Today we added a stop on our way to Komodo. At first light, we set eyes on the perfect cone and ash plume of the Batutara Volcano that makes up Pulau Komba Island. As we got closer and closer, we could even smell the sulfur that is constantly emitted by this impressive, active volcano. As soon as we were in position, we launched Zodiacs to find the best spots for snorkeling and diving.
We expected to do our water activities from the Zodiacs, but we found a beautiful black sand beach in the early morning light. What a privilege to be able to set foot on this tiny, remote island! The reef was just spectacular with crystal-clear waters, many different types of colorful soft coral, and a myriad of fish. What a perfect snorkel spot! After last night’s recap and Brett’s presentation about how we share an unexpected amount of DNA with sea squirts, we kept our eyes peeled for a good look at and photos of our distant relatives. As a bonus, many of us were able to see a big octopus stretching out over the coral.

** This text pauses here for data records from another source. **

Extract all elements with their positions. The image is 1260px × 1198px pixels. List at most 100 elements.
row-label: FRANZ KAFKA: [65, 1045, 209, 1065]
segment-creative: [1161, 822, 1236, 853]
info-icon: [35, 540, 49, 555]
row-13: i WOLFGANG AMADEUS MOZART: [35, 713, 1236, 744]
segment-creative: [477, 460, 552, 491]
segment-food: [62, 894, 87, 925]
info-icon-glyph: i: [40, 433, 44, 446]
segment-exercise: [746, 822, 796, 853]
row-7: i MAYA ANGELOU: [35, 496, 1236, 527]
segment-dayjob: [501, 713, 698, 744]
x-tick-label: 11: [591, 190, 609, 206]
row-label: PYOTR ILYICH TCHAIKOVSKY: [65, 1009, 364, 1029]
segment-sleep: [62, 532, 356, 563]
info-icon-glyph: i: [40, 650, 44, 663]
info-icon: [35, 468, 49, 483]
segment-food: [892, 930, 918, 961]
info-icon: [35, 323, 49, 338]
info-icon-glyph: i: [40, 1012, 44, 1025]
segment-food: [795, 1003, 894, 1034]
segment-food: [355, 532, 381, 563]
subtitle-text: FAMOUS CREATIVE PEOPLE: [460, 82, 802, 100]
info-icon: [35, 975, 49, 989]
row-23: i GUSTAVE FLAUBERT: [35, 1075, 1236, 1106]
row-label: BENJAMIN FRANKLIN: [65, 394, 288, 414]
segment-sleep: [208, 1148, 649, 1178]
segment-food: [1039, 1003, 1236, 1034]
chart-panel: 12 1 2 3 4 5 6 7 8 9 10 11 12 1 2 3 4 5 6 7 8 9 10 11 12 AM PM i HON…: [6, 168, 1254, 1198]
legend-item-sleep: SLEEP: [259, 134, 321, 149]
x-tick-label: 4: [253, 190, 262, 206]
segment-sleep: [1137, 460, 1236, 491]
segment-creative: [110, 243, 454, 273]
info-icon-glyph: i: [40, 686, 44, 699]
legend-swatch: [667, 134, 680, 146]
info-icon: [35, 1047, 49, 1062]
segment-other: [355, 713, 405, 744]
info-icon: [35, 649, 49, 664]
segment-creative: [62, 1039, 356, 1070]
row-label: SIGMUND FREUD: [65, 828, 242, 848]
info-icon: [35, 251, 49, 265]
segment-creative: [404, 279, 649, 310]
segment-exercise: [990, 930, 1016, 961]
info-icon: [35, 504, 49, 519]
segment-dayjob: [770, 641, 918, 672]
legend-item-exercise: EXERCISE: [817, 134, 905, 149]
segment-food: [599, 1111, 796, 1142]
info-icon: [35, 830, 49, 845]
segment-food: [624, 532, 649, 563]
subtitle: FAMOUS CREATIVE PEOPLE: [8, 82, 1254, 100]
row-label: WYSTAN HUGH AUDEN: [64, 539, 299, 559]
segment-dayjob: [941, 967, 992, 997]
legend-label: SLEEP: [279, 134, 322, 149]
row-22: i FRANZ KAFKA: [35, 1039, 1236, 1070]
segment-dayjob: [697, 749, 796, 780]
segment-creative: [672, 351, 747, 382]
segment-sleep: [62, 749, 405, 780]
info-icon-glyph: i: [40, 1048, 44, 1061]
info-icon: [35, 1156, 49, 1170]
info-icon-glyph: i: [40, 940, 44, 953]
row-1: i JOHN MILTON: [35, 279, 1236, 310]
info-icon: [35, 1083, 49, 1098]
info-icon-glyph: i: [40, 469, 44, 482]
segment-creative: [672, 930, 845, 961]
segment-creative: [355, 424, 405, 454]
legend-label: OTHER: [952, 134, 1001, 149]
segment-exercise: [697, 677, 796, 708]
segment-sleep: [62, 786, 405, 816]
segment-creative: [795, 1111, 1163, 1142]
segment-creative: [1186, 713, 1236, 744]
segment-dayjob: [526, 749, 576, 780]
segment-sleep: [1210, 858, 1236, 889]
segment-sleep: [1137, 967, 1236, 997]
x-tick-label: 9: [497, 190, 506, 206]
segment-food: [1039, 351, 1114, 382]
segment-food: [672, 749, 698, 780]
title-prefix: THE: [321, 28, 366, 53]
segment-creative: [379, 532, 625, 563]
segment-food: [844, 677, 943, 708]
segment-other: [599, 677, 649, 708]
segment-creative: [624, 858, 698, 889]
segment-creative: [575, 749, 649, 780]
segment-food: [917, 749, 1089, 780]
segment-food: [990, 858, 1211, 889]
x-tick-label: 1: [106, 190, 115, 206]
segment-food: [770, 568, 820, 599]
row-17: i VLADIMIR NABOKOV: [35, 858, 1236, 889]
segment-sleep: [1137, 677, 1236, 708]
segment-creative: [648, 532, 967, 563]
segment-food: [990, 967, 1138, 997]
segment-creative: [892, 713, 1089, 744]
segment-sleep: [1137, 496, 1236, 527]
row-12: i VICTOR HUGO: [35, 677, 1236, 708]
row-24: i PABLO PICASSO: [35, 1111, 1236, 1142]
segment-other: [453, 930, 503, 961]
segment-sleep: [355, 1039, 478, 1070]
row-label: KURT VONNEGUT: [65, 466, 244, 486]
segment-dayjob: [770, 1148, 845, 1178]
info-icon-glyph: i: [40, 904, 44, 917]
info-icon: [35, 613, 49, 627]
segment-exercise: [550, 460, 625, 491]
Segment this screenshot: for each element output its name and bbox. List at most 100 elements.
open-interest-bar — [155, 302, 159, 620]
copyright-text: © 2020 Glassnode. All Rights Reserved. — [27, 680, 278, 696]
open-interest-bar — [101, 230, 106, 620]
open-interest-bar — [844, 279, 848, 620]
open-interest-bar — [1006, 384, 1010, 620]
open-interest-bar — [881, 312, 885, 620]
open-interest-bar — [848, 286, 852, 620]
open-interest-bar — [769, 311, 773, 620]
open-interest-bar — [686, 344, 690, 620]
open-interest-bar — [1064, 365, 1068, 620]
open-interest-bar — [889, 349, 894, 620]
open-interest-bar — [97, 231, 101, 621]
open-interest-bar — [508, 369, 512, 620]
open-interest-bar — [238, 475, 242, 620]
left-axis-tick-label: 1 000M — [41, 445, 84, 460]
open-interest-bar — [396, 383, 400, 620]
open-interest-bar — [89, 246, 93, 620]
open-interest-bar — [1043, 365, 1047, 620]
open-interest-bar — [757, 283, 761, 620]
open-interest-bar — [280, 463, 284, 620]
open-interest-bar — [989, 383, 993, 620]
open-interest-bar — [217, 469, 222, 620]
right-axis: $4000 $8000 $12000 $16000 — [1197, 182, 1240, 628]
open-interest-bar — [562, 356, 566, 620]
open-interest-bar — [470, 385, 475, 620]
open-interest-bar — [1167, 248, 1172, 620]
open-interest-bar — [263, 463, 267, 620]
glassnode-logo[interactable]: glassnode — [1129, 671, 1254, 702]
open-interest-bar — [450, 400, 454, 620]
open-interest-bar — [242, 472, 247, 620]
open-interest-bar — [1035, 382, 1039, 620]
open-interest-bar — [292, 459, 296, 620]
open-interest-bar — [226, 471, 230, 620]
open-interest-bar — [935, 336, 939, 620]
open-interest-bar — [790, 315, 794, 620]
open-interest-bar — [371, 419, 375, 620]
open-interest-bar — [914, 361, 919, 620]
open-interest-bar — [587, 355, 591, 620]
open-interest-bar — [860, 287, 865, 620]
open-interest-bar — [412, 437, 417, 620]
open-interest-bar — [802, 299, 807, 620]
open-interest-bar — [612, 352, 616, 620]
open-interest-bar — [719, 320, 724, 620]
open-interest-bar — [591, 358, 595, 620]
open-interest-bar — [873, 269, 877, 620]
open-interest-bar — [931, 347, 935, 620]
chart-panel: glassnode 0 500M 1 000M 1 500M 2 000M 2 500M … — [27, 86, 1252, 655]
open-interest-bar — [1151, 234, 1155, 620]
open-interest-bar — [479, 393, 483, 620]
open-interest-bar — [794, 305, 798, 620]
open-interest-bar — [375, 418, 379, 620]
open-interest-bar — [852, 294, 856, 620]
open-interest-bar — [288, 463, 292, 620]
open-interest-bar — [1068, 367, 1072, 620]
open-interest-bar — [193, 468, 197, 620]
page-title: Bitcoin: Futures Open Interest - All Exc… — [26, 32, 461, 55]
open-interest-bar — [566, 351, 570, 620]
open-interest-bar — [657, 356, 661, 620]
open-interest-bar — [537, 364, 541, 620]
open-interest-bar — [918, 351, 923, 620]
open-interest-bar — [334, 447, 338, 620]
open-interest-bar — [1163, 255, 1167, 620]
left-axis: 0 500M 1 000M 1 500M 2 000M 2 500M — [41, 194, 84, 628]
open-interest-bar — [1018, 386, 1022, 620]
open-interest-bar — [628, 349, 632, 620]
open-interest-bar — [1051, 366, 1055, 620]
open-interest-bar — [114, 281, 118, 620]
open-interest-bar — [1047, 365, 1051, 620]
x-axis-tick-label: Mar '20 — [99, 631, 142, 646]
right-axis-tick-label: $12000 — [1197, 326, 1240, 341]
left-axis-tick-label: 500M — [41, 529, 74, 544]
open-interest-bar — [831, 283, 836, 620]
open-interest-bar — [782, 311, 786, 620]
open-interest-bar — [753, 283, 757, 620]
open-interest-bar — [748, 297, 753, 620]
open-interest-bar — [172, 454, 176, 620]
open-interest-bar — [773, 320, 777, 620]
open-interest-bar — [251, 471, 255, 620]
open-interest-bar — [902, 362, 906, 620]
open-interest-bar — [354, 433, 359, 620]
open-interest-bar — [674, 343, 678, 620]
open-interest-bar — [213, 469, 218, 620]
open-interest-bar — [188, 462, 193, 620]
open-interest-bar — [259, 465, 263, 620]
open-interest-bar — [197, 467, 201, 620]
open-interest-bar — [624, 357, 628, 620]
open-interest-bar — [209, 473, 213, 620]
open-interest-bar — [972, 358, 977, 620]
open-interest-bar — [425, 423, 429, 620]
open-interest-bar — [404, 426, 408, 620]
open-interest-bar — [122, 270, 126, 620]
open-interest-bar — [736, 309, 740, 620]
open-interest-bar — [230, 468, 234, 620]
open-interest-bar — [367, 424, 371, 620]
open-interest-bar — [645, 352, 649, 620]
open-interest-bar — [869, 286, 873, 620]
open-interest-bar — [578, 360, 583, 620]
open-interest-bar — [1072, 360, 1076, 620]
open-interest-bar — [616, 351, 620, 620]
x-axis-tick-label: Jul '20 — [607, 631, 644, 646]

Underwater, the flanks of Batutara Volcano drop off to 700 m. This made for a spectacular wall dive. Divers enjoyed great visibility of the diverse coral with beautiful sea fans and rugged underwater canyons bustling with marine life.
For those who preferred to stay dry during the morning, a Zodiac cruise around the volcano was offered. With the guidance of geologist John, this was a perfect on-site volcanology lesson with close views of the sulfur cone and the towering plumes. We were able to witness the formation of a scree field as it happened. As small rocks spewed out of the volcanic cone and landed on the steep, rocky slope, some of them were still fuming.
Back on board, we were treated to a Frühschoppen. The hotel department set up a grill with sausages, sauerkraut, and fresh brezels. To the tunes of Bavarian music, we sailed towards Komodo with Pulau Komba slowly disappearing on the horizon behind us.
Photography was the theme of the afternoon. Photo instructor Lisa organized a photo analysis in the main lounge. Everyone had the chance to submit their favorite images and discuss them with the fellow travelers, Lisa, and National Geographic photographer Chris Rainier. So many great photos were submitted that the lively discussion was extended by half an hour. And tomorrow, there is more to come.
After recap and a briefing by expedition leader Alex regarding our visit to Komodo Island, we are all excited for tomorrow’s adventure.